Lazy consensus requires giving time for discussion to settle while understanding that people may not be working on Wayang as their full-time job and may take holidays. It is believed that by doing this, we can limit how often people feel the need to exercise their veto.

All -1s with justification merit discussion. A -1 from a non-committer can be overridden only with input from multiple committers, and suitable time must be offered for any committer to raise concerns. A -1 from a committer who cannot be reached requires a consensus vote of the (P)PMC under ASF voting rules to determine the next steps within the ASF guidelines for code vetoes. The Wayang project typically uses a 72h time window to conclude votes.

These policies serve to reiterate the core principle that code must not be merged with a pending veto or before a consensus has been reached (lazy or otherwise).

It is the (P)PMC’s hope that vetoes continue to be infrequent, and when they occur, that all parties will take the time to build consensus prior to additional feature work.

Being a committer means exercising your judgement while working in a community of people with diverse views. There is nothing wrong in getting a second (or third or fourth) opinion when you are uncertain. Thank you for your dedication to the Wayang project; it is appreciated by the developers and users of Wayang.

It is hoped that these guidelines do not slow down development; rather, by removing some of the uncertainty, the goal is to make it easier for us to reach consensus. If you have ideas on how to improve these guidelines or other Wayang project operating procedures, you should reach out on the dev@ list to start the discussion.

How we merge a pull request

Changes pushed to the master branch on Apache cannot be removed; that is, we can’t force-push to it. So please don’t add any test commits or anything like that, only real patches. We typically enforce a review from minimum two committers, who are ideally owners of submodules, like ML4ALL or JDBC. They investigate the PR, add remarks and request changes. Please be not insultet in any way, the team needs to make sure that all code committed to main has a igh quality and does not break current functionality. Ask dev@ if you have trouble with these steps, or want help doing your first merge. Once a PR is merged please leave a comment on the PR stating which branch(es) it has been merged with.

Policy on backporting bug fixes

We go in line with pwendell (Apache Spark PMC):

The trade off when backporting is you get to deliver the fix to people running older versions (great!), but you risk introducing new or even worse bugs in maintenance releases (bad!). The decision point is when you have a bug fix and it’s not clear whether it is worth backporting.

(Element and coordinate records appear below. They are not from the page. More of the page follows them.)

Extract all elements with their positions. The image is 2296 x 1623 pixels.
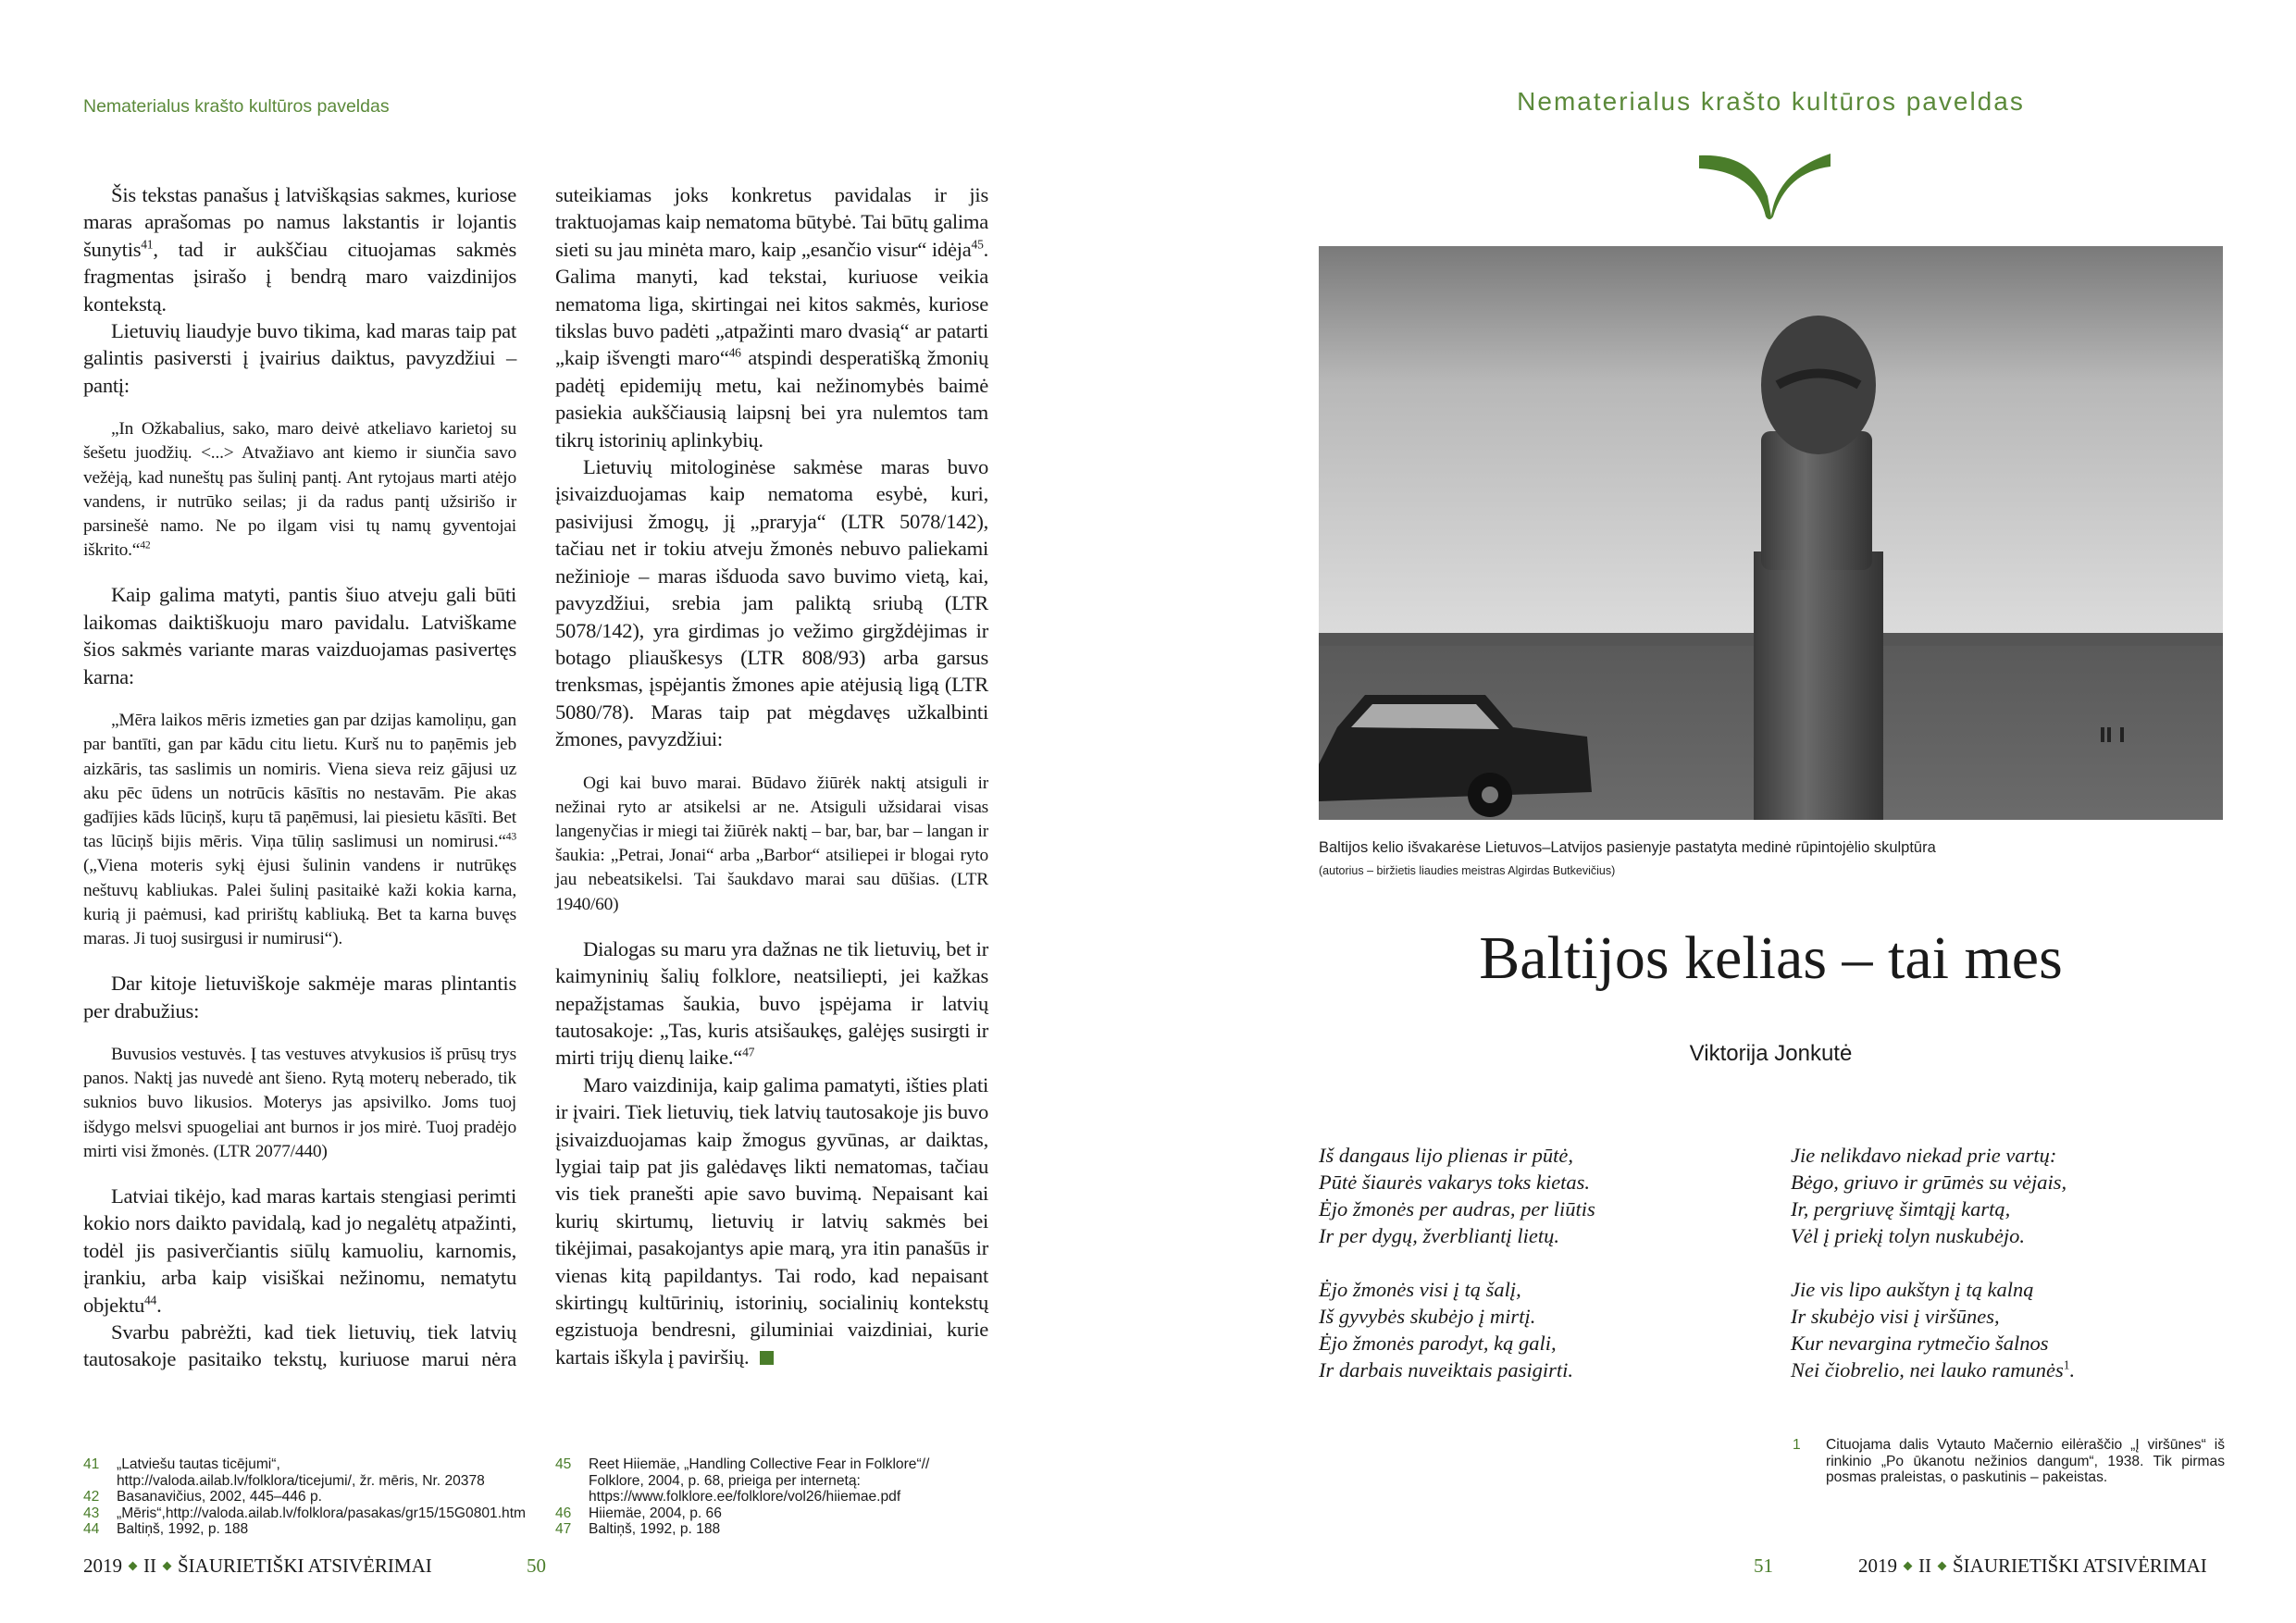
text-run: Dar kitoje lietuviškoje sakmėje maras plintantis per drabužius: <box>83 972 516 1022</box>
paragraph <box>83 1319 516 1373</box>
quote-text <box>83 417 516 563</box>
photo-wooden-sculpture <box>1319 246 2223 820</box>
poem-line: Ir, pergriuvę šimtąjį kartą, <box>1791 1197 2011 1220</box>
footnote-number: 43 <box>83 1505 100 1521</box>
footnote-text: Hiiemäe, 2004, p. 66 <box>589 1505 722 1521</box>
footer-journal: ŠIAURIETIŠKI ATSIVĖRIMAI <box>1953 1555 2207 1577</box>
text-run: Šis tekstas panašus į latviškąsias sakmes, kuriose maras aprašomas po namus lakstantis ir lojantis šunytis <box>83 183 516 261</box>
poem-line: Ir skubėjo visi į viršūnes, <box>1791 1305 2000 1328</box>
footnote <box>555 1505 988 1522</box>
footnote <box>83 1505 527 1522</box>
text-run: („Viena moteris sykį ėjusi šulinin vandens ir nutrūkęs neštuvų kabliukas. Palei šulinį pasitaikė kaži kokia karna, kurią ji paėmusi, kad pririštų kabliuką. Bet ta karna buvęs maras. Ji tuoj susirgusi ir numirusi“). <box>83 856 516 948</box>
poem-line: Vėl į priekį tolyn nuskubėjo. <box>1791 1224 2026 1247</box>
footnote <box>83 1489 516 1505</box>
footnote-text: Reet Hiiemäe, „Handling Collective Fear in Folklore“// Folklore, 2004, p. 68, prieiga per internetą: https://www.folklore.ee/folklore/vol26/hiiemae.pdf <box>589 1456 930 1505</box>
text-run: Ogi kai buvo marai. Būdavo žiūrėk naktį atsiguli ir nežinai ryto ar atsikelsi ar ne. Atsiguli užsidarai visas langenyčias ir miegi tai žiūrėk naktį – bar, bar, bar – langan ir šaukia: „Petrai, Jonai“ arba „Barbor“ atsiliepei ir blogai ryto jau nebeatsikelsi. Tai šaukdavo marai sau dūšias. (LTR 1940/60) <box>555 773 988 914</box>
footer-left-row <box>83 1555 546 1578</box>
diamond-icon <box>1938 1562 1947 1571</box>
footnote-number: 47 <box>555 1521 572 1538</box>
column-1-text-c <box>83 970 516 1024</box>
footer-year: 2019 <box>83 1555 122 1577</box>
footnote-text: Baltiņš, 1992, p. 188 <box>589 1521 721 1538</box>
text-run: . <box>156 1293 162 1317</box>
column-1-text-a <box>83 181 516 399</box>
footnote-reference: 46 <box>728 345 741 360</box>
wooden-sculpture <box>1754 316 1883 820</box>
poem-line: Jie vis lipo aukštyn į tą kalną <box>1791 1278 2034 1301</box>
footnote <box>1793 1437 2225 1486</box>
text-run: Svarbu pabrėžti, kad tiek lietuvių, tiek latvių tautosakoje pasitaiko tekstų, kuriuose marui nėra <box>83 1319 516 1371</box>
text-run: Latviai tikėjo, kad maras kartais stengiasi perimti kokio nors daikto pavidalą, kad jo negalėtų atpažinti, todėl jis pasiverčiantis siūlų kamuoliu, karnomis, įrankiu, arba kaip visiškai nežinomu, nematytu objektu <box>83 1183 516 1317</box>
footnote-reference: 41 <box>141 237 154 252</box>
column-2-text-a <box>555 181 988 753</box>
poem-line: Ir darbais nuveiktais pasigirti. <box>1319 1358 1573 1381</box>
paragraph <box>83 181 516 317</box>
footer-issue: II <box>1918 1555 1931 1577</box>
footnote-reference: 47 <box>742 1045 755 1059</box>
page-number: 50 <box>527 1555 546 1577</box>
end-of-article-square-icon <box>760 1351 774 1365</box>
footnote <box>83 1521 516 1538</box>
paragraph <box>83 317 516 399</box>
footnote-poem <box>1793 1437 2225 1486</box>
sprout-logo-icon <box>1699 150 1840 220</box>
footnote <box>555 1521 988 1538</box>
paragraph <box>83 970 516 1024</box>
footnotes-left <box>83 1443 527 1538</box>
text-run: Kaip galima matyti, pantis šiuo atveju gali būti laikomas daiktiškuoju maro pavidalu. Latviškame šios sakmės variante maras vaizduojamas pasivertęs karna: <box>83 583 516 688</box>
text-run: , tad ir aukščiau cituojamas sakmės fragmentas įsirašo į bendrą maro vaizdinijos kontekstą. <box>83 237 516 316</box>
paragraph-text <box>555 1073 988 1369</box>
poem-column-1 <box>1319 1142 1595 1410</box>
text-run: Lietuvių liaudyje buvo tikima, kad maras taip pat galintis pasiversti į įvairius daiktus, pavyzdžiui – pantį: <box>83 319 516 397</box>
poem-line: Ėjo žmonės parodyt, ką gali, <box>1319 1332 1557 1355</box>
poem-line: Ėjo žmonės per audras, per liūtis <box>1319 1197 1595 1220</box>
footnotes-right <box>555 1443 988 1538</box>
poem-stanza <box>1791 1276 2075 1383</box>
poem-column-2 <box>1791 1142 2075 1410</box>
poem-line: Ir per dygų, žverbliantį lietų. <box>1319 1224 1559 1247</box>
footnote-number: 44 <box>83 1521 100 1538</box>
text-run: atspindi desperatišką žmonių padėtį epidemijų metu, kai nežinomybės baimė pasiekia aukščiausią laipsnį bei yra nulemtos tam tikrų istorinių aplinkybių. <box>555 346 988 452</box>
column-1-text-d <box>83 1183 516 1373</box>
photo-caption: Baltijos kelio išvakarėse Lietuvos–Latvijos pasienyje pastatyta medinė rūpintojėlio skulptūra <box>1319 839 1936 856</box>
footnote-text: Cituojama dalis Vytauto Mačernio eilėraščio „Į viršūnes“ iš rinkinio „Po ūkanotu nežinios dangum“, 1938. Tik pirmas posmas praleistas, o paskutinis – pakeistas. <box>1826 1437 2225 1486</box>
paragraph <box>555 1072 988 1370</box>
column-1 <box>83 181 527 1538</box>
paragraph <box>555 935 988 1072</box>
running-header-right: Nematerialus krašto kultūros paveldas <box>1517 87 2025 116</box>
poem-line: Kur nevargina rytmečio šalnos <box>1791 1332 2049 1355</box>
footnote-reference: 44 <box>144 1293 157 1307</box>
block-quote <box>83 417 516 563</box>
footnote-reference: 42 <box>140 539 151 551</box>
poem-line: Pūtė šiaurės vakarys toks kietas. <box>1319 1171 1591 1194</box>
footnote-text: „Mēris“,http://valoda.ailab.lv/folklora/pasakas/gr15/15G0801.htm <box>117 1505 527 1521</box>
text-run: Maro vaizdinija, kaip galima pamatyti, išties plati ir įvairi. Tiek lietuvių, tiek latvių tautosakoje jis buvo įsivaizduojamas kaip žmogus gyvūnas, ar daiktas, lygiai taip pat jis galėdavęs likti nematomas, tačiau vis tiek pranešti apie savo buvimą. Nepaisant kai kurių skirtumų, lietuvių ir latvių sakmės bei tikėjimai, pasakojantys apie marą, yra itin panašūs ir vienas kitą papildantys. Tai rodo, kad nepaisant skirtingų kultūrinių, istorinių, socialinių kontekstų egzistuoja bendresni, giluminiai vaizdiniai, kurie kartais iškyla į paviršių. <box>555 1072 988 1369</box>
paragraph <box>83 581 516 690</box>
footnote-reference: 45 <box>971 237 984 252</box>
footer-left <box>83 1555 432 1578</box>
column-1-text-b <box>83 581 516 690</box>
block-quote <box>83 1043 516 1164</box>
article-title: Baltijos kelias – tai mes <box>1479 924 2063 992</box>
poem-line: Jie nelikdavo niekad prie vartų: <box>1791 1144 2057 1167</box>
poem-line: Iš gyvybės skubėjo į mirtį. <box>1319 1305 1536 1328</box>
diamond-icon <box>163 1562 172 1571</box>
poem-line: Bėgo, griuvo ir grūmės su vėjais, <box>1791 1171 2067 1194</box>
footnote-text: Baltiņš, 1992, p. 188 <box>117 1521 249 1538</box>
footnote-number: 45 <box>555 1456 572 1473</box>
photo-credit: (autorius – biržietis liaudies meistras Algirdas Butkevičius) <box>1319 864 1616 877</box>
quote-text <box>83 709 516 951</box>
block-quote <box>555 772 988 917</box>
text-run: Dialogas su maru yra dažnas ne tik lietuvių, bet ir kaimyninių šalių folklore, neatsiliepti, jei kažkas nepažįstamas šaukia, buvo įspėjama ir latvių tautosakoje: „Tas, kuris atsišaukęs, galėjęs susirgti ir mirti trijų dienų laike.“ <box>555 936 988 1070</box>
text-run: „Mēra laikos mēris izmeties gan par dzijas kamoliņu, gan par bantīti, gan par kādu citu lietu. Kurš nu to paņēmis jeb aizkāris, tas saslimis un nomiris. Viena sieva reiz gājusi uz aku pēc ūdens un notrūcis kāsītis no nestavām. Pie akas gadījies kāds lūciņš, kuŗu tā paņēmusi, lai piesietu kāsīti. Bet tas lūciņš bijis mēris. Viņa tūliņ saslimusi un nomirusi.“ <box>83 711 516 852</box>
text-run: „In Ožkabalius, sako, maro deivė atkeliavo karietoj su šešetu juodžių. <...> Atvažiavo ant kiemo ir siunčia savo vežėją, kad nuneštų pas šulinį pantį. Ant rytojaus marti atėjo vandens, ir nutrūko seilas; ji da radus pantį užsirišo ir parsinešė namo. Ne po ilgam visi tų namų gyventojai iškrito.“ <box>83 419 516 561</box>
text-run: . Galima manyti, kad tekstai, kuriuose veikia nematoma liga, skirtingai nei kitos sakmės, kuriose tikslas buvo padėti „atpažinti maro dvasią“ ar patarti „kaip išvengti maro“ <box>555 237 988 370</box>
footnote-number: 1 <box>1793 1437 1801 1453</box>
poem-stanza <box>1319 1276 1595 1383</box>
footer-right <box>1858 1555 2207 1578</box>
footnote <box>555 1456 988 1505</box>
paragraph <box>555 181 988 453</box>
poem-stanza <box>1319 1142 1595 1249</box>
footnote-reference: 1 <box>2063 1357 2070 1372</box>
page-number: 51 <box>1754 1555 1773 1577</box>
quote-text <box>555 772 988 917</box>
text-run: Buvusios vestuvės. Į tas vestuves atvykusios iš prūsų trys panos. Naktį jas nuvedė ant šieno. Rytą moterų neberado, tik suknios buvo likusios. Moterys jas apsivilko. Joms tuoj išdygo melsvi spuogeliai ant burnos ir jos mirė. Tuoj pradėjo mirti visi žmonės. (LTR 2077/440) <box>83 1044 516 1161</box>
poem-line: Iš dangaus lijo plienas ir pūtė, <box>1319 1144 1573 1167</box>
column-2-text-b <box>555 935 988 1371</box>
footnote-text: „Latviešu tautas ticējumi“, http://valoda.ailab.lv/folklora/ticejumi/, žr. mēris, Nr. 20378 <box>117 1456 485 1489</box>
footnote-reference: 43 <box>505 830 516 843</box>
footer-journal: ŠIAURIETIŠKI ATSIVĖRIMAI <box>178 1555 432 1577</box>
block-quote <box>83 709 516 951</box>
footnote-text: Basanavičius, 2002, 445–446 p. <box>117 1489 322 1505</box>
poem-stanza <box>1791 1142 2075 1249</box>
text-run: Lietuvių mitologinėse sakmėse maras buvo įsivaizduojamas kaip nematoma esybė, kuri, pasivijusi žmogų, jį „praryja“ (LTR 5078/142), tačiau net ir tokiu atveju žmonės nebuvo paliekami nežinioje – maras išduoda savo buvimo vietą, kai, pavyzdžiui, srebia jam paliktą sriubą (LTR 5078/142), yra girdimas jo vežimo girgždėjimas ir botago pliauškesys (LTR 808/93) arba garsus trenksmas, įspėjantis žmones apie atėjusią ligą (LTR 5080/78). Maras taip pat mėgdavęs užkalbinti žmones, pavyzdžiui: <box>555 455 988 751</box>
footer-year: 2019 <box>1858 1555 1897 1577</box>
footnote <box>83 1456 516 1489</box>
running-header-left: Nematerialus krašto kultūros paveldas <box>83 96 390 117</box>
column-2 <box>555 181 988 1538</box>
paragraph <box>555 453 988 752</box>
quote-text <box>83 1043 516 1164</box>
article-author: Viktorija Jonkutė <box>1689 1041 1853 1066</box>
footer-issue: II <box>143 1555 156 1577</box>
poem-line: Ėjo žmonės visi į tą šalį, <box>1319 1278 1521 1301</box>
footnote-number: 42 <box>83 1489 100 1505</box>
diamond-icon <box>129 1562 138 1571</box>
text-run: suteikiamas joks konkretus pavidalas ir jis traktuojamas kaip nematoma būtybė. Tai būtų galima sieti su jau minėta maro, kaip „esančio visur“ idėja <box>555 183 989 261</box>
footnote-number: 41 <box>83 1456 100 1473</box>
diamond-icon <box>1904 1562 1913 1571</box>
poem-line: Nei čiobrelio, nei lauko ramunės$^1$. <box>1791 1357 2076 1381</box>
paragraph <box>83 1183 516 1319</box>
footnote-number: 46 <box>555 1505 572 1521</box>
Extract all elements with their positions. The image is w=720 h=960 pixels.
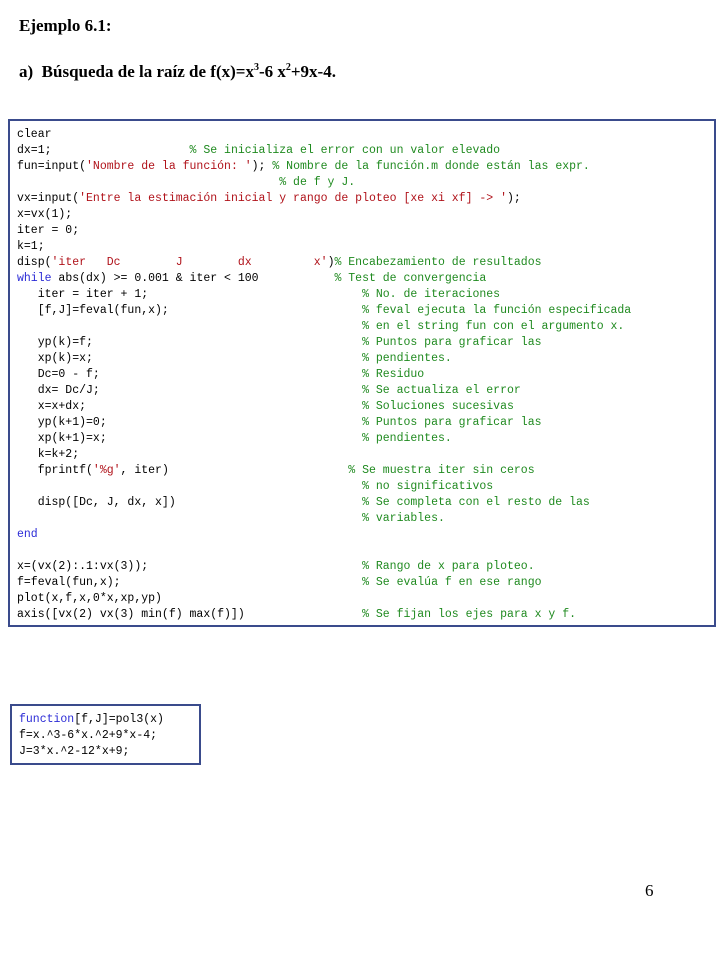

I think the following facets are important to consider:

  • Backports are an extremely valuable service to the community and should be considered for any bug fix.
  • Introducing a new bug in a maintenance release must be avoided at all costs. It over time would erode confidence in our release process.
  • Distributions or advanced users can always backport risky patches on their own, if they see fit.
  • For me, the consequence of these is that we should backport in the following situations:
  1. Both the bug and the fix are well understood and isolated. Code being modified is well tested.
  2. The bug being addressed is high priority to the community.
  3. The backported fix does not vary widely from the master branch fix.
  4. We tend to avoid backports in the converse situations:

The bug or fix are not well understood. For instance, it relates to interactions between complex components or third party libraries (e.g. Hadoop libraries). The code is not well tested outside of the immediate bug being fixed. The bug is not clearly a high priority for the community. The backported fix is widely different from the master branch fix.